On the day of surgery, after the patient receives preoperative antibiotics and a general anesthetic, the patient's neck and chest are prepped with betadine scrub and paint solutions. The electrodes for the vagus nerve stimulation are implanted in the patient's neck.

Surgeons expose the vagus nerve, then make an incision in the chest to accommodate the generator for vagus nerve stimulation. Electrodes are implanted on the vagus nerve by gently winding the electrode spirals around the nerve.

Once the electrodes are implanted and the system tested, some doctors turn on the system at the lowest setting, while most prefer to wait one or two weeks before initiating stimulation therapy.

Once the system is tested, the generator is sewn to the pectoralis fascia with a permanent suture.

What happens after vagus nerve stimulation surgery?

Patients should be counseled to observe the wound for signs of infection following the vagus nerve stimulation procedure. The sutures are self-absorbing and need not be removed. Return to normal preoperative activities is allowed after 48 hours. Patients should be warned that this therapy will not result in cessation of seizures and they should continue to practice seizure precautions. A return to care in two weeks with the treating neurologist is indicated to begin or increase vagus nerve stimulation.

Where can I learn more about vagus nerve stimulation surgery?

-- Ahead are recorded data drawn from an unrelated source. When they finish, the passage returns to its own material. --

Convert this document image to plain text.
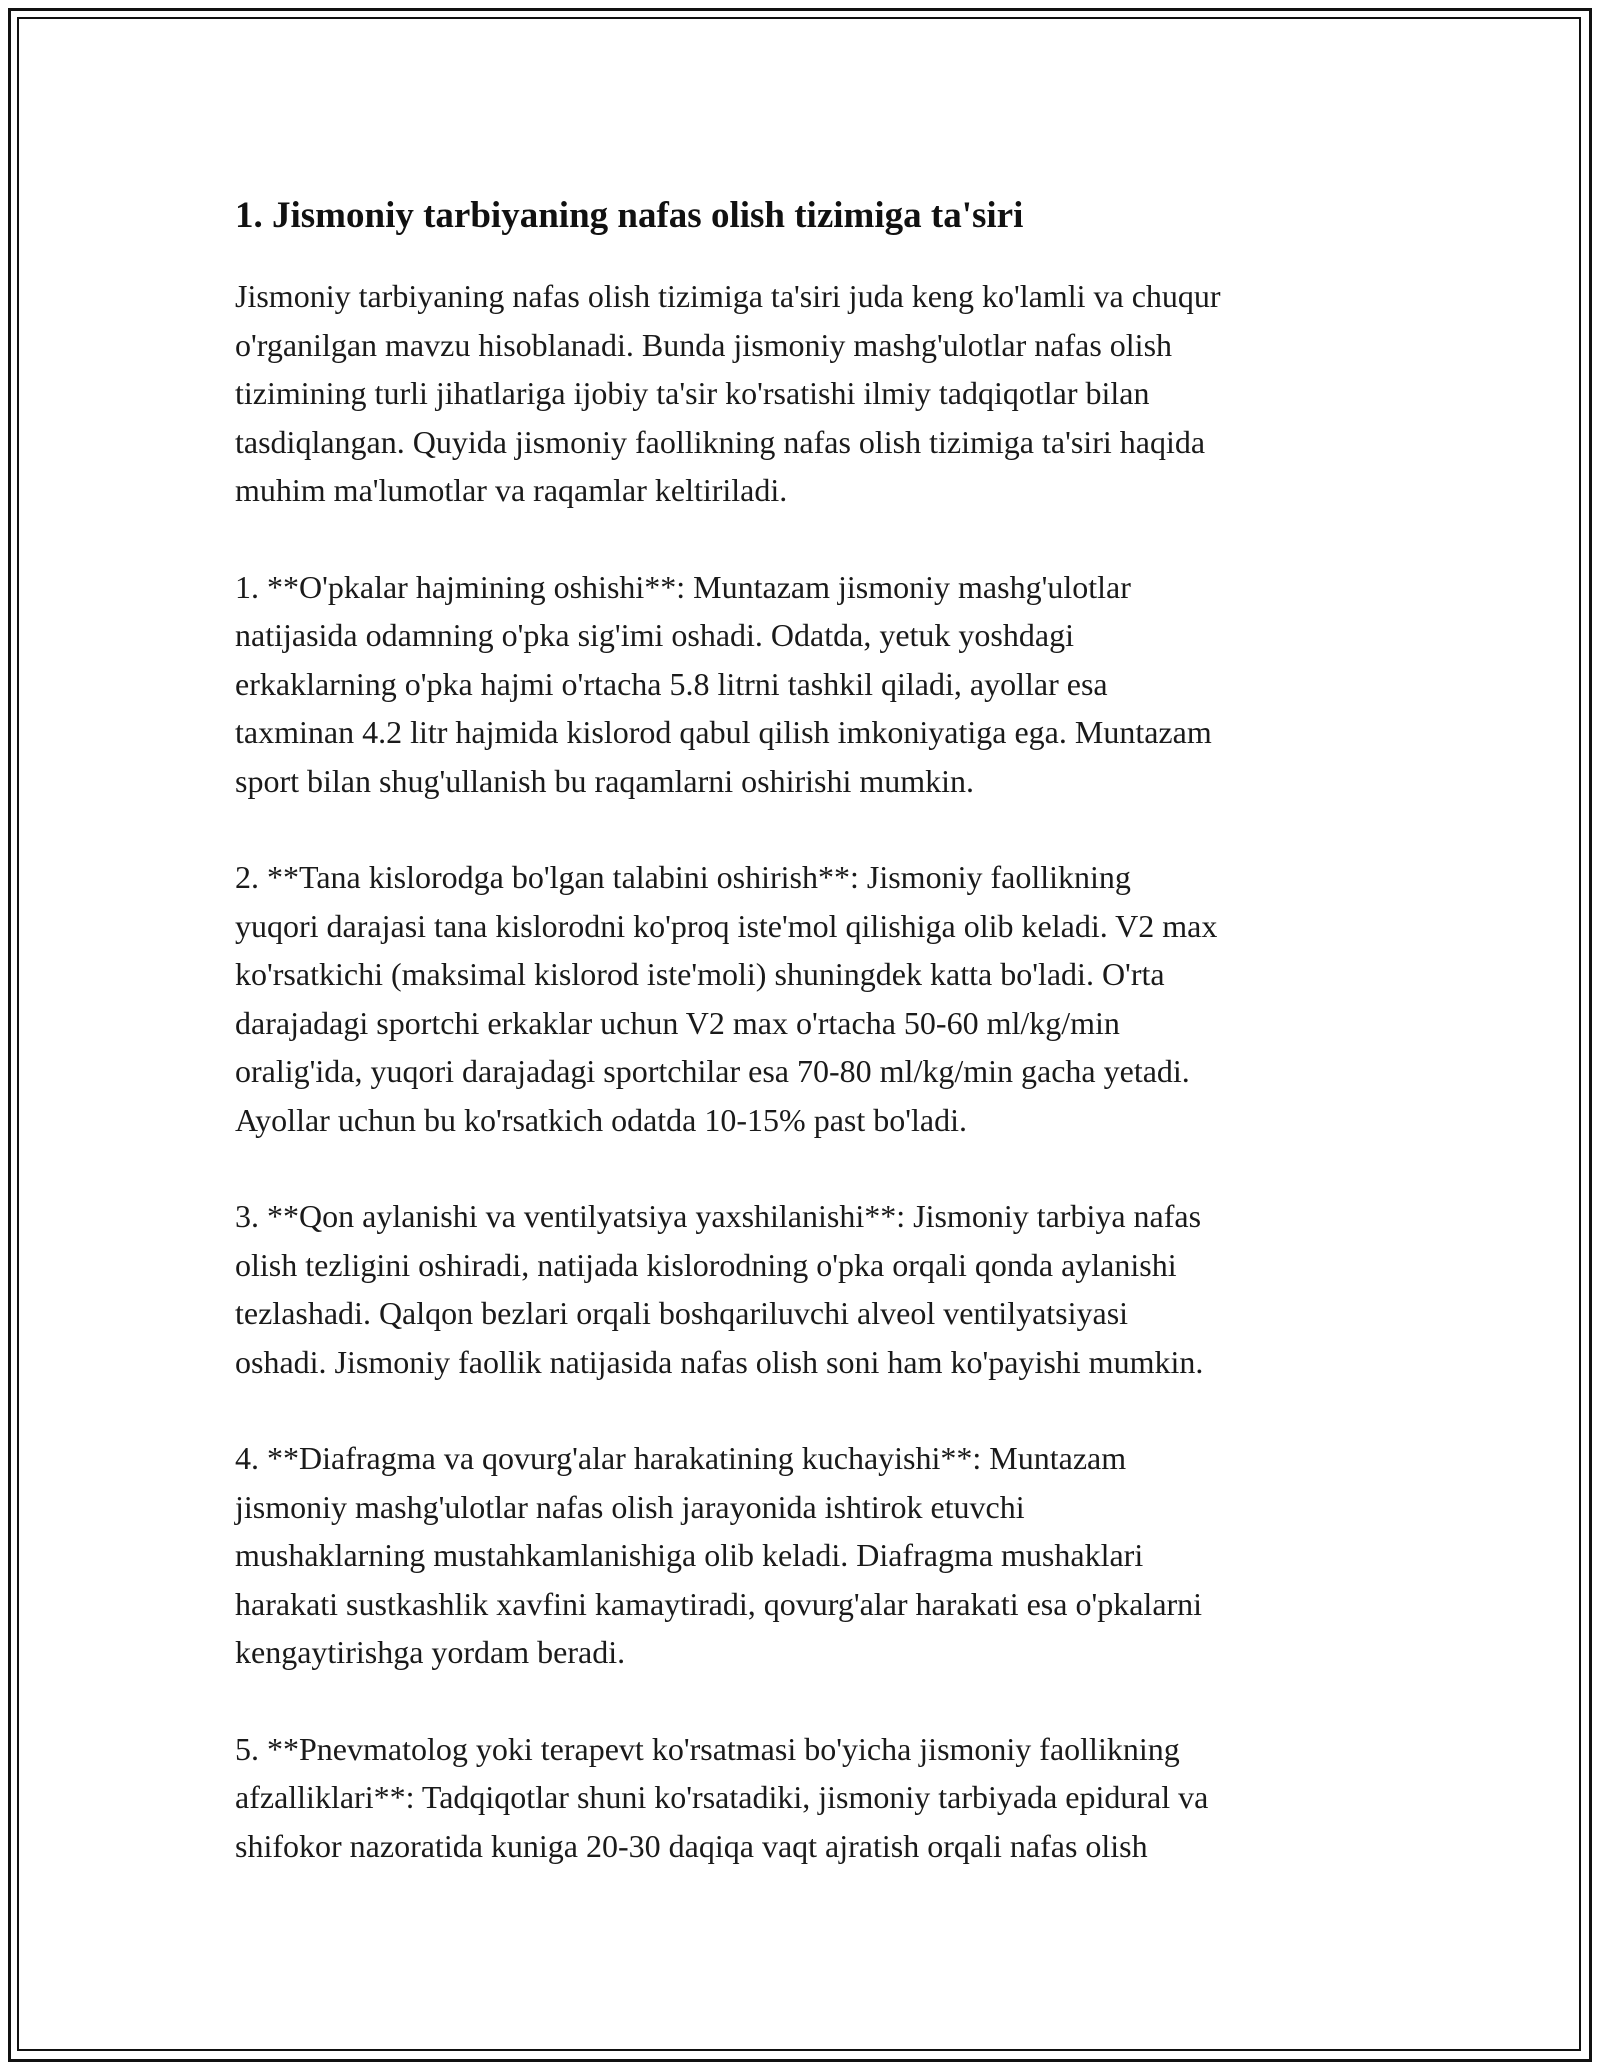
1. Jismoniy tarbiyaning nafas olish tizimiga ta'siri

Jismoniy tarbiyaning nafas olish tizimiga ta'siri juda keng ko'lamli va chuqur
o'rganilgan mavzu hisoblanadi. Bunda jismoniy mashg'ulotlar nafas olish
tizimining turli jihatlariga ijobiy ta'sir ko'rsatishi ilmiy tadqiqotlar bilan
tasdiqlangan. Quyida jismoniy faollikning nafas olish tizimiga ta'siri haqida
muhim ma'lumotlar va raqamlar keltiriladi.

1. **O'pkalar hajmining oshishi**: Muntazam jismoniy mashg'ulotlar
natijasida odamning o'pka sig'imi oshadi. Odatda, yetuk yoshdagi
erkaklarning o'pka hajmi o'rtacha 5.8 litrni tashkil qiladi, ayollar esa
taxminan 4.2 litr hajmida kislorod qabul qilish imkoniyatiga ega. Muntazam
sport bilan shug'ullanish bu raqamlarni oshirishi mumkin.

2. **Tana kislorodga bo'lgan talabini oshirish**: Jismoniy faollikning
yuqori darajasi tana kislorodni ko'proq iste'mol qilishiga olib keladi. V2 max
ko'rsatkichi (maksimal kislorod iste'moli) shuningdek katta bo'ladi. O'rta
darajadagi sportchi erkaklar uchun V2 max o'rtacha 50-60 ml/kg/min
oralig'ida, yuqori darajadagi sportchilar esa 70-80 ml/kg/min gacha yetadi.
Ayollar uchun bu ko'rsatkich odatda 10-15% past bo'ladi.

3. **Qon aylanishi va ventilyatsiya yaxshilanishi**: Jismoniy tarbiya nafas
olish tezligini oshiradi, natijada kislorodning o'pka orqali qonda aylanishi
tezlashadi. Qalqon bezlari orqali boshqariluvchi alveol ventilyatsiyasi
oshadi. Jismoniy faollik natijasida nafas olish soni ham ko'payishi mumkin.

4. **Diafragma va qovurg'alar harakatining kuchayishi**: Muntazam
jismoniy mashg'ulotlar nafas olish jarayonida ishtirok etuvchi
mushaklarning mustahkamlanishiga olib keladi. Diafragma mushaklari
harakati sustkashlik xavfini kamaytiradi, qovurg'alar harakati esa o'pkalarni
kengaytirishga yordam beradi.

5. **Pnevmatolog yoki terapevt ko'rsatmasi bo'yicha jismoniy faollikning
afzalliklari**: Tadqiqotlar shuni ko'rsatadiki, jismoniy tarbiyada epidural va
shifokor nazoratida kuniga 20-30 daqiqa vaqt ajratish orqali nafas olish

  1. The Vagus Nerve Stimulation Study Group. A randomized controlled trial of chronic vagus nerve stimulation for the treatment of medically intractable seizures. Neurology 1995; 45:224-230.
  2. Morris GL, Mueller WM, and the Vagus Nerve Stimulation Study Group E01-E05. Long term treatment with vagus nerve stimulation in patients with refractory epilepsy. Neurology 1999; 53:1731-1735.
  3. Amar AP, DeGiorgio CM, Tarver WB, et al. Long term multicenter experience with vagus nerve stimulation for intractable partial seizures. Stereotact Funct Neurosurg 1999; 73: 104-108.
  4. Fisher RS, Handforth A. Reassessment: vagus nerve stimulation for epilepsy. Neurology 1999; 53:666-669.
  5. Amar AP, Heck CN, Levy ML, et al. An institutional experience with cervical vagus nerve trunk stimulation for medically intractable epilepsy: rationale, technique, and outcome. Neurosurgery 1998; 43: 1265-1280.
  6. Farooqui S, Boswell W, Hemphill JM, et al. Vagus nerve stimulation in pediatric patients with intractable epilepsy: case series and operative technique. American Surgeon 2001; 67: 119-121.
  7. Murphy JV and the Pediatric VNS Study Group. Left vagus nerve stimulation in children with medically refractory epilepsy. J Pediatr 1999; 134: 563-6.
  8. Valencia I, Holder DL, Helmers SL, et al. Vagus nerve stimulation in pediatric epilepsy: a review. Pediatr Neurol 2001; 25: 368-376.
  9. Rutecki P. Anatomical, physiological, and theoretical basis for the antiepileptic effect of vagus nerve stimulation. Epilepsia 1990; 31: S1-6.